Forest fires are currently raging along the West Coast. Here in Clackamas County, when this time of year rolls around, we cross our fingers, hoping wildfires will not start on our property. Use that reasonable concern or fear to energize you to make plans to create a fire resistant landscape for your forestland.
Things to consider when making your plans
Control invasive weeds
Blackberry and scotch broom are common ladder fuels for wildfire.
Himalayan blackberry is a highly invasive plant that replaces native vegetation in forestland. The control of Himalayan blackberry can be a difficult task. Our WeedWise Program has great information on how to manage blackberry.
Manual removal of Himalayan blackberry can be an effective control option, but it is labor intensive and often a difficult and painful process. Cut large plants at ground level and remove root crowns and large lateral roots. It is important to remove as much of the root system as possible to prevent regrowth. This method will need regular follow-up to remove new growth and seedlings. While effective, this process heavily disturbs soil and increases the erosion potential of a site. This method is not recommended on steep or unstable soils.
If you cut the top of the plant, leaving the roots behind, there will be rapid regrowth from the roots. This is when landowners may want to consider using a targeted herbicide application on the tender new shoots as a target for the chemical. Please remember that before using any herbicide product it is important to read and follow the label instructions.
Scotch broom is a fast-growing shrub in the pea family. It has masses of yellow flowers and forms dense stands that are shade intolerant, so you find it on the edge of forest property or in many harvested areas. As with Himalayan blackberry, the control of Scotch broom can be a difficult task. The seeds have a hard coat that allows them to survive up to 30 years in the field. Our WeedWise Program has great information on how to manage Scotch broom too!
Manual removal of Scotch broom can be an effective control option especially for smaller infestations, but it is labor intensive. Pull small plants between January and May when the soil is moist for easier removal. Continued manual removal until the seed bank is exhausted is one of the most effective controls for Scotch broom. It is helpful to note that while manual removal can be an effective treatment, it can cause heavy soil disturbances and bring seeds to the surface, creating a new generation of growth.

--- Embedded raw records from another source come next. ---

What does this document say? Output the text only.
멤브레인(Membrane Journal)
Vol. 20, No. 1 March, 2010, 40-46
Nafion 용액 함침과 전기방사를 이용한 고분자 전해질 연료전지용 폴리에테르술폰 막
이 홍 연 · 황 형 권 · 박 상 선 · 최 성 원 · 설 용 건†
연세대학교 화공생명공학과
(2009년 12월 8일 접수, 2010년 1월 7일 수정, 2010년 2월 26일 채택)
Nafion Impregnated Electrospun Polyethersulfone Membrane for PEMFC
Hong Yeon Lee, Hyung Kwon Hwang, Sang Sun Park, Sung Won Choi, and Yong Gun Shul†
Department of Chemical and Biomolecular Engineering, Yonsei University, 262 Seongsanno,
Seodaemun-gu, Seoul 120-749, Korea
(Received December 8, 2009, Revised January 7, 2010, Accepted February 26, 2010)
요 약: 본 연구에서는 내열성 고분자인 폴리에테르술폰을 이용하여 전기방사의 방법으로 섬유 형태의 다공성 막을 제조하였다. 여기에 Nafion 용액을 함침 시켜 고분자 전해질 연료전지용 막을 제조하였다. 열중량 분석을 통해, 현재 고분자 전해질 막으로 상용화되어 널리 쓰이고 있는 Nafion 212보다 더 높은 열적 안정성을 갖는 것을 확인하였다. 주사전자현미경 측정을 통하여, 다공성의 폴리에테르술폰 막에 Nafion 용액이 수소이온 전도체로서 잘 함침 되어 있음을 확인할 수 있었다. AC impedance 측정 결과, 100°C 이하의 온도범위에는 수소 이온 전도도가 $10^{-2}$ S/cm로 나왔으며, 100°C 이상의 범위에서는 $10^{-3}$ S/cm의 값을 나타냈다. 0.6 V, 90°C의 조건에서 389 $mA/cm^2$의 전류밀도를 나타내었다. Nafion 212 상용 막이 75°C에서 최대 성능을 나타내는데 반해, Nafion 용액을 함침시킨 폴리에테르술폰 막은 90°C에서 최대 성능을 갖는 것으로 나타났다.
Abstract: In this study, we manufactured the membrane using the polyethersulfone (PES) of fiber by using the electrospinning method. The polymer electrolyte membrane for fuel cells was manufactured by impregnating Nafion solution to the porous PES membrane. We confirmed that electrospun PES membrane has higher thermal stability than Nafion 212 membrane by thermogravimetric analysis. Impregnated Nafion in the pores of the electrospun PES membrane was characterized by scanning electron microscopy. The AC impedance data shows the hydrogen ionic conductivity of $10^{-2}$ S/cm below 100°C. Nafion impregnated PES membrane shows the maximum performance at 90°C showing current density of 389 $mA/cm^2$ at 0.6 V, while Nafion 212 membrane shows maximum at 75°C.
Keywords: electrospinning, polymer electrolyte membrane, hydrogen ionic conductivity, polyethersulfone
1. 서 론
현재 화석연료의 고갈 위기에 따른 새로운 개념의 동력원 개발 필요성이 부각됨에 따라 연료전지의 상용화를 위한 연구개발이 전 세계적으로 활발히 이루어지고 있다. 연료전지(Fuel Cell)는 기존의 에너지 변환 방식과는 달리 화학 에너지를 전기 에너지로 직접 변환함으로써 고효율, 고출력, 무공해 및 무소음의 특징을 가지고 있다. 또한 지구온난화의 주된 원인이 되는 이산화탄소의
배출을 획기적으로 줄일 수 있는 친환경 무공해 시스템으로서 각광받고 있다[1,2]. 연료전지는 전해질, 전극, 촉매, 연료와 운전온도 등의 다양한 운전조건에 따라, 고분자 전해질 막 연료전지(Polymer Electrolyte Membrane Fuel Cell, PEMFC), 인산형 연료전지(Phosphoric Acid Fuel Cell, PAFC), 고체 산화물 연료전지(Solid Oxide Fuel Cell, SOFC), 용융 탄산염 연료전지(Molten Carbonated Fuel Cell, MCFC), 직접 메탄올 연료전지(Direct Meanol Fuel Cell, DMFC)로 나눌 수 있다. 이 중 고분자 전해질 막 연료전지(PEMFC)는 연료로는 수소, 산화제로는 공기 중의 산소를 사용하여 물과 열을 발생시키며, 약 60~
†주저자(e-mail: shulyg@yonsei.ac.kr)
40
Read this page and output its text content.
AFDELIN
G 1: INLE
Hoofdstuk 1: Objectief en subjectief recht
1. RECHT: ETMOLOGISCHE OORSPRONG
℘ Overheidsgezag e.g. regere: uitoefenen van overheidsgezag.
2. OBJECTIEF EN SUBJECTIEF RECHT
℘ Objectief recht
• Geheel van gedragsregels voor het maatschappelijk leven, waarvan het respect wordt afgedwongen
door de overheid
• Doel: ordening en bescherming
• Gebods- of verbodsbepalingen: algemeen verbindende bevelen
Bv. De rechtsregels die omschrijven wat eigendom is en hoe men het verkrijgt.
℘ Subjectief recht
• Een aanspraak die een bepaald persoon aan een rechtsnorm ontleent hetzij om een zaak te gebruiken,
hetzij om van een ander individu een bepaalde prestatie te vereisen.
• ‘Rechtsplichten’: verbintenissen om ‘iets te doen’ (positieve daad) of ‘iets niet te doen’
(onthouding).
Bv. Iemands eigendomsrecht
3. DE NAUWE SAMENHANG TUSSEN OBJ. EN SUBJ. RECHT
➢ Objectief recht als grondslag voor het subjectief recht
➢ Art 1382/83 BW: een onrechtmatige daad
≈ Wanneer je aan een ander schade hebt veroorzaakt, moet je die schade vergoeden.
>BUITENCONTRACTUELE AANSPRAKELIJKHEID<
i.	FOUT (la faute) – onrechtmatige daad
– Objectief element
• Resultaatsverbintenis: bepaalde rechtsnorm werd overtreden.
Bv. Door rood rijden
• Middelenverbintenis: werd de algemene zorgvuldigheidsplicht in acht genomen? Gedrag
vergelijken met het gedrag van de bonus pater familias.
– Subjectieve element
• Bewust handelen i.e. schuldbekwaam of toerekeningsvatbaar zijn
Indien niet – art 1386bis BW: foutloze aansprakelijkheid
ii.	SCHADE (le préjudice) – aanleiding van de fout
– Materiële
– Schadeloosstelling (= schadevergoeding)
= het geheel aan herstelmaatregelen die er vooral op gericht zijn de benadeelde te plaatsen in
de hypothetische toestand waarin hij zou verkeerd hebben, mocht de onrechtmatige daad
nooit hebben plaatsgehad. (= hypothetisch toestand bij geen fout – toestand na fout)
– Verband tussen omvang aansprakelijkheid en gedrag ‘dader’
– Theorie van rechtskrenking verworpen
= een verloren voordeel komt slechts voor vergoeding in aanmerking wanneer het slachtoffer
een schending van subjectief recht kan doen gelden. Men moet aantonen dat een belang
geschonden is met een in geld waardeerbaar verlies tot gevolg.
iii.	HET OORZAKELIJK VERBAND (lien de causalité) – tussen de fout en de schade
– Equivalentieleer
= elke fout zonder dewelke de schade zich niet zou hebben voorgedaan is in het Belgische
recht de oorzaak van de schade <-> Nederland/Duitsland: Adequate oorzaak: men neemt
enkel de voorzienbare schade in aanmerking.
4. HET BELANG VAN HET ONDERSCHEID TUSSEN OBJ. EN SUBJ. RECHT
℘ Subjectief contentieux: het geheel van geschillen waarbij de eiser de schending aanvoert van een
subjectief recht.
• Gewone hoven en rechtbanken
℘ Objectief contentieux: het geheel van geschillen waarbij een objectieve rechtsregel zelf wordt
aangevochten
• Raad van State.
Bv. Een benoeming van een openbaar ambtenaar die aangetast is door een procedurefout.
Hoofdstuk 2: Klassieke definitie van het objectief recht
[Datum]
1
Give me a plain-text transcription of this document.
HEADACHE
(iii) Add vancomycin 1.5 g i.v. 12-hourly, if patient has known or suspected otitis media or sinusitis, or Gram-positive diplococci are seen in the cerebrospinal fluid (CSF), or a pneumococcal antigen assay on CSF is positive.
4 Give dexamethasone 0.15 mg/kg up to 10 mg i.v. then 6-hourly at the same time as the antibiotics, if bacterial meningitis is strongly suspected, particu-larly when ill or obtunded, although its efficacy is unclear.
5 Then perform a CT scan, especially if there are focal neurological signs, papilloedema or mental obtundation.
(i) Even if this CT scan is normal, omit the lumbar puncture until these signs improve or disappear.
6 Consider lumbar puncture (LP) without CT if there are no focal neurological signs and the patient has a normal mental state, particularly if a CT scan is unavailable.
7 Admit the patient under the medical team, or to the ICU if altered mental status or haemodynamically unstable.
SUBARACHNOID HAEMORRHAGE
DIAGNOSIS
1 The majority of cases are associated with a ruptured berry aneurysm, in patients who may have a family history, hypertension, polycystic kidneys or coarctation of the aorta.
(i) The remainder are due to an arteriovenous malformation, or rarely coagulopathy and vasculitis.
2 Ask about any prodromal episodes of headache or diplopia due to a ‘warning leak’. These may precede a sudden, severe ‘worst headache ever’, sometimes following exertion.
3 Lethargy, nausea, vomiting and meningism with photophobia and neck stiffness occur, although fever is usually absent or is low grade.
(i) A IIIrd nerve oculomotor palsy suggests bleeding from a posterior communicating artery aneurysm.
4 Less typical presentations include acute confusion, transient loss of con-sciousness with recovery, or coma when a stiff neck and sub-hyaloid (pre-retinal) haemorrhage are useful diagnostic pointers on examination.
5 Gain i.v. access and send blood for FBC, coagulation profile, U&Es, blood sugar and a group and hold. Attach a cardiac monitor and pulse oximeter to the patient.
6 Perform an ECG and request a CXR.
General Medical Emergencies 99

For old, established stands, cut Scotch broom between ground level and three inches using loppers or a saw during the dry season (July to August). To limit spread, try to cut before seed pods mature. Young Scotch broom plants will sprout following cutting from above the root crowns. Older plants generally will not sprout following a cutting. For best control, landowners may want to follow-up with a targeted herbicide application once new sprouts appear.
Mowing to control Scotch broom is possible, but the process must be repeated at regular intervals to exhaust the plant. Mowing is not a very effective control by itself, however, when used in conjunction with herbicide application, it can be very effective. Note that mowing equipment can transport seeds if not cleaned before leaving the site.
Avoid major weed removal disturbances in the spring and early summer when native birds are nesting and other animals have young offspring.
Reduce forest density
Trees which are growing too close together are especially at risk for wildfire hazards. Thinning will improve tree health as well as reduce fuel for wildfire. Another practice to help reduce excess fuel is to prune lower branches to increase the distance between the ground and your lowest tree branches. This reduces the chance that a fire started on the ground will spread up into the tree canopy. It is important to control ladder fuels on forest edges as that is where fire is most likely to start.
For detailed information regarding fuel reduction and safely disposing of the woody material that these practices generate, visit this Oregon State University website.
Maintain a defensible space
Do not forget to protect your homes and out buildings. Take some time to step back and look at your home through the eyes of a firefighter. There are many structural as well as landscape considerations. As always, control invasive weeds and mow firebreaks on grass, especially near roads, where many fires start. For more information about home and landscape fire preparedness, visit this Firewise USA website.
Have an emergency plan
In case of wildfire, do you know the phone numbers for appropriate agencies to contact (for example, the fire department and Oregon Department of Forestry)? Do you have an evacuation plan and know alternative routes of escape? Do you have water sources, like a pond or stream, which may be utilized in the event of a fire? If you do not have good answers to these questions, you may want to get started developing an emergency plan. Wildfires never happen at a convenient time.
A good resource for emergency planning is from the Federal Emergency Management Agency (FEMA). Download their document titled “How to prepare for a wildfire” here.
Use this information to get started on a very important component of wildfire safety, your emergency plan.
Not all fire is bad
Historically, much of our landscape in the Willamette Valley was managed using fire as a tool (prescribed fire/controlled burning). Fires do help control disease and insects, reduce fuel buildup, and promote biological diversity. However, there are also downsides to forest fire, including soil damage and erosion. You will find many sources of information on both sides of the “wildfire as a management tool” debate if you search the internet.
In any case, protecting yourself and your forestland is a wise investment of time and energy!